Prompt injection through external data is the most immediate threat. The agent reads a webpage, email, or document that contains hidden instructions. With a chatbot, those instructions might produce a rude response. With an agent, they trigger a booking, a transfer, a code push. Research into indirect prompt injection has shown that simply visiting a malicious webpage can compromise an agent’s entire context and cause it to exfiltrate data or perform unwanted actions.
Memory poisoning exploits the agent’s persistent context. An agent with memory can be slowly manipulated over time—gradual goal drift through poisoned feedback, accumulating sensitive credentials that become a high-value target for attackers. Once an attacker controls what the agent remembers, they control what the agent does.

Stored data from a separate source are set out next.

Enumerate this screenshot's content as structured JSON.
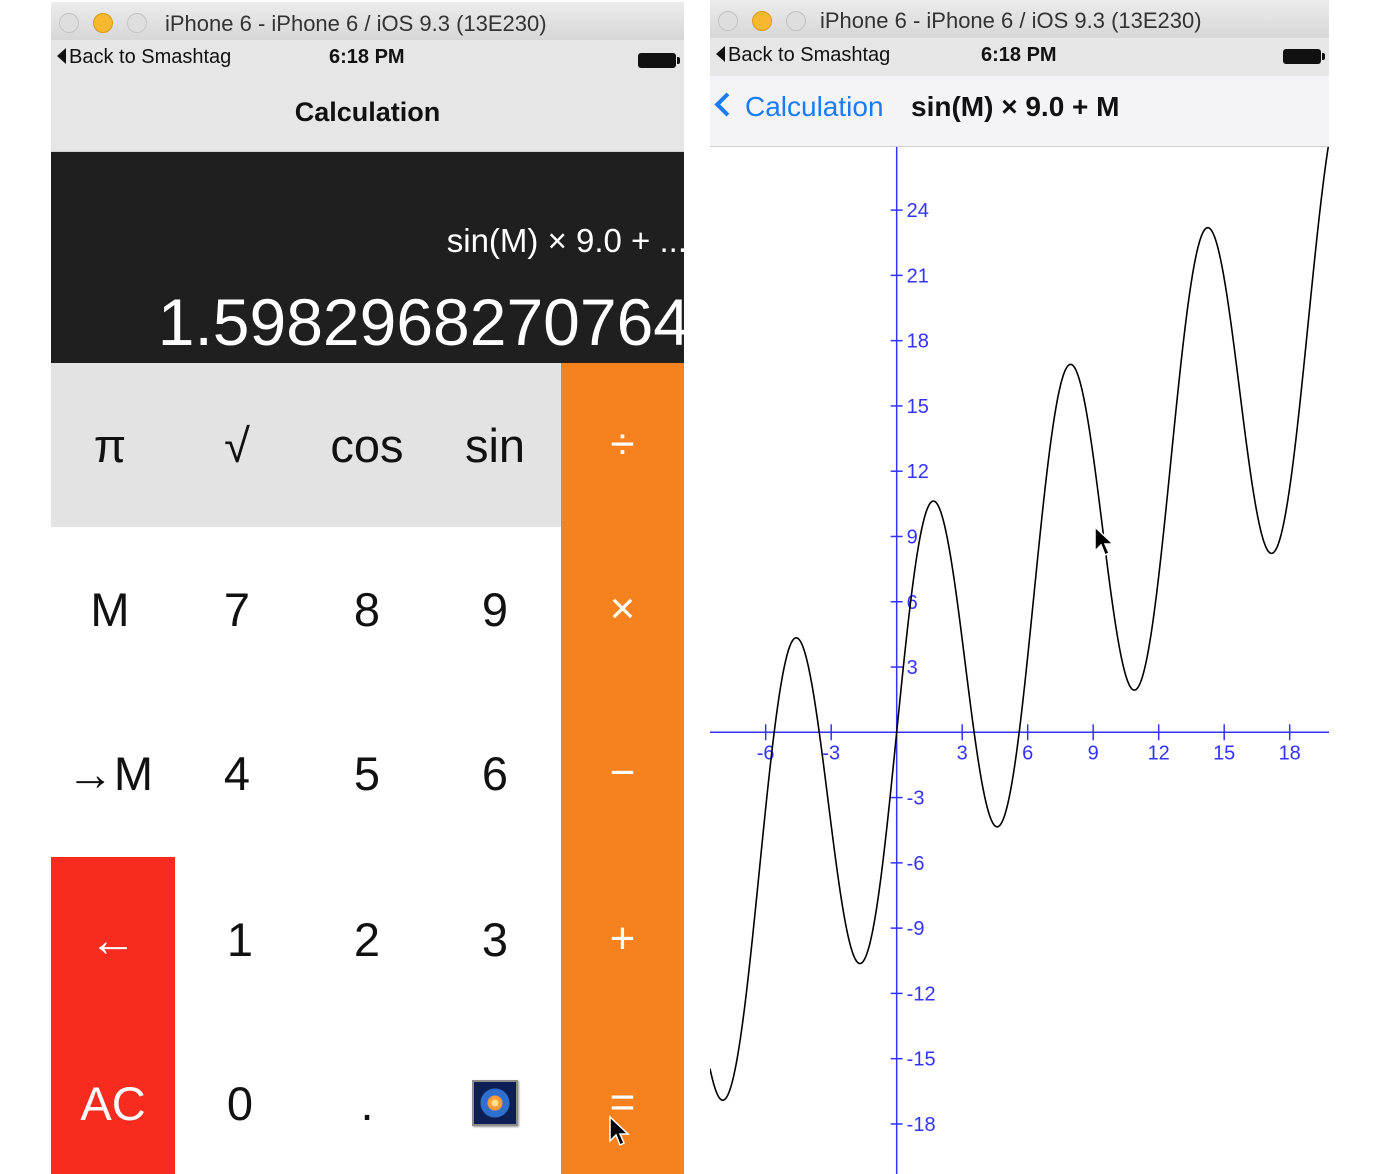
{
  "left_window": {
    "title": "iPhone 6 - iPhone 6 / iOS 9.3 (13E230)",
    "status": {
      "back_label": "Back to Smashtag",
      "time": "6:18 PM"
    },
    "nav_title": "Calculation",
    "display": {
      "description": "sin(M) × 9.0 + ...",
      "result": "1.5982968270764"
    },
    "keys": {
      "pi": "π",
      "sqrt": "√",
      "cos": "cos",
      "sin": "sin",
      "divide": "÷",
      "m": "M",
      "seven": "7",
      "eight": "8",
      "nine": "9",
      "multiply": "×",
      "set_m": "→M",
      "four": "4",
      "five": "5",
      "six": "6",
      "minus": "−",
      "backspace": "←",
      "one": "1",
      "two": "2",
      "three": "3",
      "plus": "+",
      "clear": "AC",
      "zero": "0",
      "decimal": ".",
      "equals": "="
    },
    "colors": {
      "operator": "#f6821f",
      "clear": "#f82b1f",
      "function_row": "#e3e3e3",
      "display": "#1f1f1f"
    }
  },
  "right_window": {
    "title": "iPhone 6 - iPhone 6 / iOS 9.3 (13E230)",
    "status": {
      "back_label": "Back to Smashtag",
      "time": "6:18 PM"
    },
    "nav_back_label": "Calculation",
    "nav_title": "sin(M) × 9.0 + M",
    "colors": {
      "axes": "#3333ff",
      "curve": "#000000",
      "nav_link": "#1a7cf5"
    },
    "graph": {
      "type": "line",
      "function": "sin(M) × 9.0 + M",
      "x_ticks": [
        "-6",
        "-3",
        "3",
        "6",
        "9",
        "12",
        "15",
        "18"
      ],
      "y_ticks": [
        "24",
        "21",
        "18",
        "15",
        "12",
        "9",
        "6",
        "3",
        "-3",
        "-6",
        "-9",
        "-12",
        "-15",
        "-18"
      ],
      "x_range": [
        -8.55,
        19.8
      ],
      "y_range": [
        -20.3,
        26.9
      ]
    }
  },
  "chart_data": {
    "type": "line",
    "title": "sin(M) × 9.0 + M",
    "series": [
      {
        "expression": "9*sin(x) + x"
      }
    ],
    "x_ticks": [
      -6,
      -3,
      3,
      6,
      9,
      12,
      15,
      18
    ],
    "y_ticks": [
      24,
      21,
      18,
      15,
      12,
      9,
      6,
      3,
      -3,
      -6,
      -9,
      -12,
      -15,
      -18
    ],
    "xlim": [
      -8.55,
      19.8
    ],
    "ylim": [
      -20.3,
      26.9
    ],
    "grid": false
  }
}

Tool compromise is the supply chain angle your team needs to worry about. Your agent uses a third-party API to book travel. That API gets breached—or worse, a popular agent plugin or framework is compromised, and every organisation using it inherits the vulnerability. Security teams are increasingly concerned about agent dependencies, especially as the ecosystem of agent tools and plugins expands.
Privilege escalation through toolchains is elegant in its simplicity. An agent with access to your calendar, email, and payment system is one compromised session away from a full-scale account takeover. The agent doesn’t need to be hacked in a traditional sense—it just needs to be fed misleading context that causes it to chain together legitimate actions into an illegitimate outcome.
What To Do About It
This isn’t a call to ban agents—they’re too valuable for that. But the security controls need to evolve, and they need to evolve now.

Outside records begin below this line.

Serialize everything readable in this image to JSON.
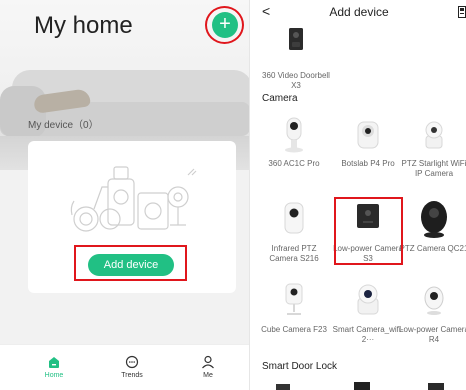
{
  "home": {
    "title": "My home",
    "add_symbol": "+",
    "device_count": "My device（0）",
    "add_device_label": "Add device"
  },
  "tabbar": {
    "items": [
      {
        "label": "Home",
        "icon": "home-icon",
        "active": true
      },
      {
        "label": "Trends",
        "icon": "trends-icon"
      },
      {
        "label": "Me",
        "icon": "person-icon"
      }
    ]
  },
  "add_device": {
    "back": "<",
    "title": "Add device",
    "doorbell": "360 Video Doorbell X3",
    "camera_section": "Camera",
    "cameras": [
      "360 AC1C Pro",
      "Botslab P4 Pro",
      "PTZ Starlight WiFi IP Camera",
      "Infrared PTZ Camera S216",
      "Low-power Camera S3",
      "PTZ Camera QC21",
      "Cube Camera F23",
      "Smart Camera_wifi-2···",
      "Low-power Camera R4"
    ],
    "lock_section": "Smart Door Lock"
  },
  "colors": {
    "accent": "#21c084",
    "highlight": "#e0161c"
  }
}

Start with least privilege for agent identities. Agents should have separate service accounts, not human credentials. If the agent only needs to read calendar events, it shouldn’t have write access to payments. This sounds obvious, but in practice, organisations are deploying agents with far more access than they would ever grant a human intern.

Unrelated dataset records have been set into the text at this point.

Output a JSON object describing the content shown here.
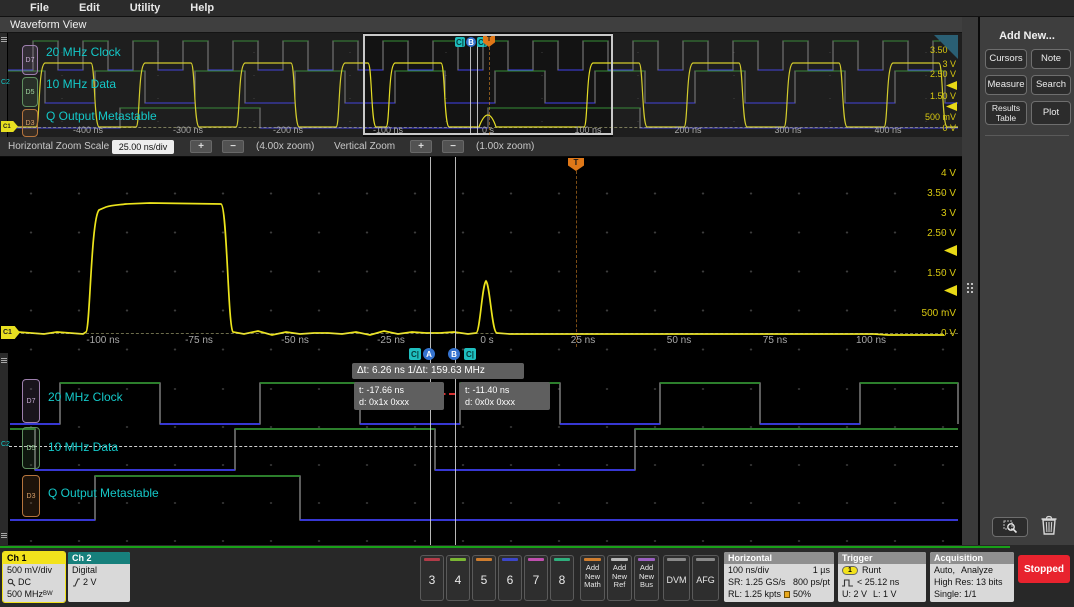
{
  "colors": {
    "ch1_yellow": "#ece41c",
    "digital_label_cyan": "#14c8c8",
    "digital_high_green": "#2e8b2e",
    "digital_low_blue": "#3a3aec",
    "stopped_red": "#e8232e",
    "trigger_orange": "#e07818",
    "selected_channel_yellow": "#f2e21c",
    "ch2_header_teal": "#17807c"
  },
  "menu": {
    "items": [
      "File",
      "Edit",
      "Utility",
      "Help"
    ]
  },
  "view_tab": "Waveform View",
  "overview": {
    "channels": [
      {
        "badge": "D7",
        "label": "20 MHz Clock"
      },
      {
        "badge": "D5",
        "label": "10 MHz Data"
      },
      {
        "badge": "D3",
        "label": "Q Output Metastable"
      }
    ],
    "group_label": "C2",
    "ground_marker": "C1",
    "volt_labels": [
      "3.50 V",
      "3 V",
      "2.50 V",
      "1.50 V",
      "500 mV",
      "0 V"
    ],
    "time_labels": [
      "-400 ns",
      "-300 ns",
      "-200 ns",
      "-100 ns",
      "0 s",
      "100 ns",
      "200 ns",
      "300 ns",
      "400 ns"
    ],
    "cursor_chips": [
      "C|",
      "B",
      "C|"
    ],
    "trigger_marker": "T"
  },
  "zoom_toolbar": {
    "label": "Horizontal Zoom Scale",
    "scale_value": "25.00 ns/div",
    "plus_label": "+",
    "minus_label": "−",
    "h_zoom": "(4.00x zoom)",
    "vertical_label": "Vertical Zoom",
    "v_zoom": "(1.00x zoom)",
    "close_label": "✕"
  },
  "main_view": {
    "volt_labels": [
      "4 V",
      "3.50 V",
      "3 V",
      "2.50 V",
      "1.50 V",
      "500 mV",
      "0 V"
    ],
    "time_labels": [
      "-100 ns",
      "-75 ns",
      "-50 ns",
      "-25 ns",
      "0 s",
      "25 ns",
      "50 ns",
      "75 ns",
      "100 ns"
    ],
    "trigger_marker": "T",
    "ground_marker": "C1"
  },
  "cursors": {
    "chips": [
      "C|",
      "A",
      "B",
      "C|"
    ],
    "delta_readout": "Δt:  6.26 ns 1/Δt:  159.63 MHz",
    "a": {
      "t": "t: -17.66 ns",
      "d": "d: 0x1x 0xxx"
    },
    "b": {
      "t": "t: -11.40 ns",
      "d": "d: 0x0x 0xxx"
    }
  },
  "digital_view": {
    "group_label": "C2",
    "channels": [
      {
        "badge": "D7",
        "label": "20 MHz Clock"
      },
      {
        "badge": "D5",
        "label": "10 MHz Data"
      },
      {
        "badge": "D3",
        "label": "Q Output Metastable"
      }
    ]
  },
  "sidebar": {
    "title": "Add New...",
    "buttons": [
      "Cursors",
      "Note",
      "Measure",
      "Search",
      "Results Table",
      "Plot"
    ]
  },
  "status_bar": {
    "ch1": {
      "title": "Ch 1",
      "scale": "500 mV/div",
      "coupling": "DC",
      "bandwidth": "500 MHz",
      "bw_suffix": "BW"
    },
    "ch2": {
      "title": "Ch 2",
      "mode": "Digital",
      "threshold": "2 V"
    },
    "channel_buttons": [
      "3",
      "4",
      "5",
      "6",
      "7",
      "8"
    ],
    "add_math": {
      "l1": "Add",
      "l2": "New",
      "l3": "Math"
    },
    "add_ref": {
      "l1": "Add",
      "l2": "New",
      "l3": "Ref"
    },
    "add_bus": {
      "l1": "Add",
      "l2": "New",
      "l3": "Bus"
    },
    "dvm": "DVM",
    "afg": "AFG",
    "horizontal": {
      "title": "Horizontal",
      "scale": "100 ns/div",
      "window": "1 µs",
      "sample_rate": "SR: 1.25 GS/s",
      "resolution": "800 ps/pt",
      "record_length": "RL: 1.25 kpts",
      "position": "50%"
    },
    "trigger": {
      "title": "Trigger",
      "source": "1",
      "type": "Runt",
      "condition": "< 25.12 ns",
      "upper": "U: 2 V",
      "lower": "L: 1 V"
    },
    "acquisition": {
      "title": "Acquisition",
      "mode": "Auto,",
      "analyze": "Analyze",
      "detail": "High Res: 13 bits",
      "single": "Single: 1/1"
    },
    "stopped": "Stopped"
  }
}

Implement action-specific approval gates. Not every action needs human approval—rate-limiting small transactions is reasonable. But wire transfers, code deployments, and PII access should always require explicit human authorisation. The key word is “explicit.” If your approval process can be bypassed with a single click, it will be.
Audit the audit trails. Standard logs don’t capture agent decision chains. You need to record what context the agent saw, what tools it called, and what it concluded—not just the final action. When something goes wrong, you’ll need to reconstruct the agent’s reasoning, not just its outputs.
Sandbox and isolate. Run agents in restricted environments. Limit network access. Assume compromise and contain the blast radius. The agent will inevitably encounter malicious content—the question is whether that content can reach your core systems.
Monitor for behavioural anomalies. Traditional security tools flag known-bad patterns. Agents generate novel action sequences that might all look legitimate in isolation. You need context-aware monitoring that understands what the agent is trying to accomplish and can flag unusual deviations. Behavioural drift detection—establishing baselines and alerting when cumulative changes indicate systematic corruption—is essential for catching slow-motion compromise.
Treat memory as a high-value asset. Encrypt agent memory at rest. Restrict access. Audit what the agent is accumulating. If an attacker can’t steal the data directly, they’ll try to steal the memory where it’s stored.
The Bigger Picture
Agentic AI isn’t coming—it’s here. Every organisation is evaluating autonomous agents for productivity gains, and security teams are being asked to approve deployments they barely understand.
The uncomfortable truth is that the security community is playing catch-up. We spent years building guardrails for chatbots. Now we need an entirely new framework for systems that act without asking.
The agents are coming. Make sure your threat model arrived first.